Today's UV index in Miami, United States will be up to 4.9, indicating moderate risk of harm from the sun's UV rays for the average person. Check our tips for today to make sure you're safe in the sun.
With a UV index reaching up to 4.9 in Miami, stay shaded during midday when the sun is strongest; wear protective clothing, a wide-brimmed hat, UV-blocking sunglasses; apply SPF 30+ sunscreen every 2 hours, even on cloudy days; and be cautious of heightened UV on bright surfaces.
Read more here about the climate and sun exposure in and around Miami.
The UV index in Miami can be quite high, especially during the summer months. It often reaches levels of 10 or higher, which is considered extreme (equivalent to very high on the UV index scale). This means that the sun's rays are very intense and can cause sunburn and skin damage in a short amount of time. It is important to protect your skin by wearing sunscreen, sunglasses, and clothing that covers your arms and legs when spending time outdoors.
Miami experiences two main weather seasons: the wet season and the dry season. From May to October, it is the wet season in Miami, with frequent rainfall, high humidity levels, and the possibility of tropical storms or hurricanes. The dry season, from November to April, is characterized by lower humidity, cooler temperatures, and less rainfall. During this time, Miami enjoys mild winters and pleasant spring weather.

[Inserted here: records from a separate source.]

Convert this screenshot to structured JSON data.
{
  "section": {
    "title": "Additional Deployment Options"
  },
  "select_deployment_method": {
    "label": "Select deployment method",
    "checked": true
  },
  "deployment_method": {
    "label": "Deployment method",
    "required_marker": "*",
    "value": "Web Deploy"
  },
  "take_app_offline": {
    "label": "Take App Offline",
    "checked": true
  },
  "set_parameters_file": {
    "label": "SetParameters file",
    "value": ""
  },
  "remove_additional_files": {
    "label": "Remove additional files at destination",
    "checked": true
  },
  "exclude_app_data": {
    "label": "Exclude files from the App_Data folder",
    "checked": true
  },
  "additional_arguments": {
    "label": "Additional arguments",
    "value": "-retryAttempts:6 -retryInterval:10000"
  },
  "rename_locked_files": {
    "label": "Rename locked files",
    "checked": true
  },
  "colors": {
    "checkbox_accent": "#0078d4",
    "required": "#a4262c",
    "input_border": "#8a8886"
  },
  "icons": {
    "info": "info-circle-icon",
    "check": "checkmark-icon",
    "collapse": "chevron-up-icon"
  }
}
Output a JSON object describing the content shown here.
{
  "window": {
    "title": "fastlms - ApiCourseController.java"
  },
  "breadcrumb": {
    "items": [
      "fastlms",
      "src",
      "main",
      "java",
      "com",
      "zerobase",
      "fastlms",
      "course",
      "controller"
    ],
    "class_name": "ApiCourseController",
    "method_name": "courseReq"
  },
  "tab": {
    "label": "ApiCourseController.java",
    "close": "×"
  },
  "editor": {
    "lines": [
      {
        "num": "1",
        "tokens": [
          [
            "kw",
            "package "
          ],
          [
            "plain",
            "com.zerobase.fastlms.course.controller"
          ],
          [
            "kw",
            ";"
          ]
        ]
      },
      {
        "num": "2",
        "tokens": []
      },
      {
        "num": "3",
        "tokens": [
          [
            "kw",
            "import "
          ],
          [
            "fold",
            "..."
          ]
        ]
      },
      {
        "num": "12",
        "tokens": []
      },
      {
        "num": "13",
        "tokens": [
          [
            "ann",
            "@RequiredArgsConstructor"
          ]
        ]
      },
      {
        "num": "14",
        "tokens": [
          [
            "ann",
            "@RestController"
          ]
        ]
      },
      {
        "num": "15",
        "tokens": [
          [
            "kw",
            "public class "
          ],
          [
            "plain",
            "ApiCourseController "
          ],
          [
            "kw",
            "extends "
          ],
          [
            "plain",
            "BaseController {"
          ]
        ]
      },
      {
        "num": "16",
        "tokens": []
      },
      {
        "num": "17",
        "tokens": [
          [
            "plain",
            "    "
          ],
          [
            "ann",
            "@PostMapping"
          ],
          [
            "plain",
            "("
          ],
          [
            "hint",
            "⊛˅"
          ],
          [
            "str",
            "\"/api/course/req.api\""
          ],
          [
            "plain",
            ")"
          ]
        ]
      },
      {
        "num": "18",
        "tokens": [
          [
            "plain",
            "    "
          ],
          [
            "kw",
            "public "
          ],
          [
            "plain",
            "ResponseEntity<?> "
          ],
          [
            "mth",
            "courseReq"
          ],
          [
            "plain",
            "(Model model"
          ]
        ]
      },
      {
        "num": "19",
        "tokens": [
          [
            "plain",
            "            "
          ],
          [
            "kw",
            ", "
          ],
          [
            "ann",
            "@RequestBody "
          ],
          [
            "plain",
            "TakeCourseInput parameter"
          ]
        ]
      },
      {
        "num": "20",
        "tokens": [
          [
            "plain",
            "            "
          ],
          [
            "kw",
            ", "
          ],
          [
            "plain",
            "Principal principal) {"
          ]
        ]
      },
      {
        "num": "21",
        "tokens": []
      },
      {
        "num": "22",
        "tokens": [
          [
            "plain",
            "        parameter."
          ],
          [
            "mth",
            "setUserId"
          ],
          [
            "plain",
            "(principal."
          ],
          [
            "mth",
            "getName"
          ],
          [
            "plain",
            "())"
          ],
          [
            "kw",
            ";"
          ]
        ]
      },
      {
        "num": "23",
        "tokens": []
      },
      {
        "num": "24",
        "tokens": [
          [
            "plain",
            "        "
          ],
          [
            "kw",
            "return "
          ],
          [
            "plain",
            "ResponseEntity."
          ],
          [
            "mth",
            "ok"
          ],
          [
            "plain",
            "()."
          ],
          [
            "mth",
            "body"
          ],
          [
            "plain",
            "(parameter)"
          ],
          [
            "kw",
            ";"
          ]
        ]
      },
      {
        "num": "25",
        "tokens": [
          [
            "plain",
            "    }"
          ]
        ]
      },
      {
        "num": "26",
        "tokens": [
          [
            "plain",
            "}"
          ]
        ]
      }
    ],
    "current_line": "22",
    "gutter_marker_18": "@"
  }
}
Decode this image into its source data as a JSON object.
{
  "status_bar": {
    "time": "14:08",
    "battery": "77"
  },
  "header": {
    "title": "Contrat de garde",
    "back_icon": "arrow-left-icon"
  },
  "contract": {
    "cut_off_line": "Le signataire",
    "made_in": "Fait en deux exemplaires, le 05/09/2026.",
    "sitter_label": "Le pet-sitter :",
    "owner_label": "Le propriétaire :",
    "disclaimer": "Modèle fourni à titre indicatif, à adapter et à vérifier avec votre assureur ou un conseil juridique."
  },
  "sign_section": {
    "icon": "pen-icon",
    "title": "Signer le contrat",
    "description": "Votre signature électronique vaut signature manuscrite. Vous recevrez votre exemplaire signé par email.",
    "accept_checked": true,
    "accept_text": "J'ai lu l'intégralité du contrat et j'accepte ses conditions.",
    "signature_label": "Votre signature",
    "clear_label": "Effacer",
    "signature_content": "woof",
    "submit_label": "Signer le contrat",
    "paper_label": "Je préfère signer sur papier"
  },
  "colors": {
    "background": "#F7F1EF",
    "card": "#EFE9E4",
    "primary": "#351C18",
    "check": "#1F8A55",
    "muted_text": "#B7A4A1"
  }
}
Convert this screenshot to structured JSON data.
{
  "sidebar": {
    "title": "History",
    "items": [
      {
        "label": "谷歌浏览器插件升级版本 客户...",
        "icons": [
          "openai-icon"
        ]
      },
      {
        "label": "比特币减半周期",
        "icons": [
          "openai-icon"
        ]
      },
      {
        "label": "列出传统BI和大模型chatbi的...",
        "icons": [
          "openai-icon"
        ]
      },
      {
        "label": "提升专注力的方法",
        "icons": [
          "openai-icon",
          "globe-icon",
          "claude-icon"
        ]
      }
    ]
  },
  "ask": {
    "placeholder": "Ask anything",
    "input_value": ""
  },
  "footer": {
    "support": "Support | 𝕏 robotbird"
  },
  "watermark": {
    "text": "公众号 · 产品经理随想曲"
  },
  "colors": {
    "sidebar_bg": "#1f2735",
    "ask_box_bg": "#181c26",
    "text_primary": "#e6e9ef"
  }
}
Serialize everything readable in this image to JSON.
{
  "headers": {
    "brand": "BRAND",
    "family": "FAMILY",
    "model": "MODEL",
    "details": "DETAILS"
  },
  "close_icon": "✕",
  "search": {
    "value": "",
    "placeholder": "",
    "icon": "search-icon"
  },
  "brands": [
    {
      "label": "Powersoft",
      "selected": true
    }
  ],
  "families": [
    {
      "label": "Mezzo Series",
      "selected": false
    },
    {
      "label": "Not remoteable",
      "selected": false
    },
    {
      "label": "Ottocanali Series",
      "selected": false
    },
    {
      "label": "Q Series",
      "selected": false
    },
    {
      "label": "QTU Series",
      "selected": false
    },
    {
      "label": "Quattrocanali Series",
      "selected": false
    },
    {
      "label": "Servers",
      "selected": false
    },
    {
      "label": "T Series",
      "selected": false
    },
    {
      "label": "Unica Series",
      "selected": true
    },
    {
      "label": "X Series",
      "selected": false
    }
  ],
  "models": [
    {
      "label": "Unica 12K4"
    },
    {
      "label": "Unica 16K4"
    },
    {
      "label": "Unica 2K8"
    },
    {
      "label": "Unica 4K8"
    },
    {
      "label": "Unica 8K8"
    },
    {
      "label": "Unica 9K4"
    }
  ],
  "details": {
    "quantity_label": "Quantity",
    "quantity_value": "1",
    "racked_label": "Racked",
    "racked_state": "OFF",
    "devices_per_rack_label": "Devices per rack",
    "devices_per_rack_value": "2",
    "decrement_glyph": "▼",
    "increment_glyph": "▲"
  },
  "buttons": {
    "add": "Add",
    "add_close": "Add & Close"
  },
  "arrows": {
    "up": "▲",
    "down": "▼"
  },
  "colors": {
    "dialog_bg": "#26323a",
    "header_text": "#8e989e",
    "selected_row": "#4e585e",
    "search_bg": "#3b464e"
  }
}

Compared to other regions in the United States, Miami has a subtropical climate which means it receives abundant sunshine throughout the year. The city is located in the southern part of Florida, which is closer to the tropics. As a result, Miami has more exposure to the sun and higher temperatures compared to its northern counterparts. The average annual temperature in Miami is around 24 °C (75 °F), making it a popular destination for those seeking warm weather and sunny skies.
The chart above displays the Shortwave Radiation Sum (MJ/m²) for each day of the last year in Miami. It's designed to provide you with a better understanding of the yearly weather and sun exposure.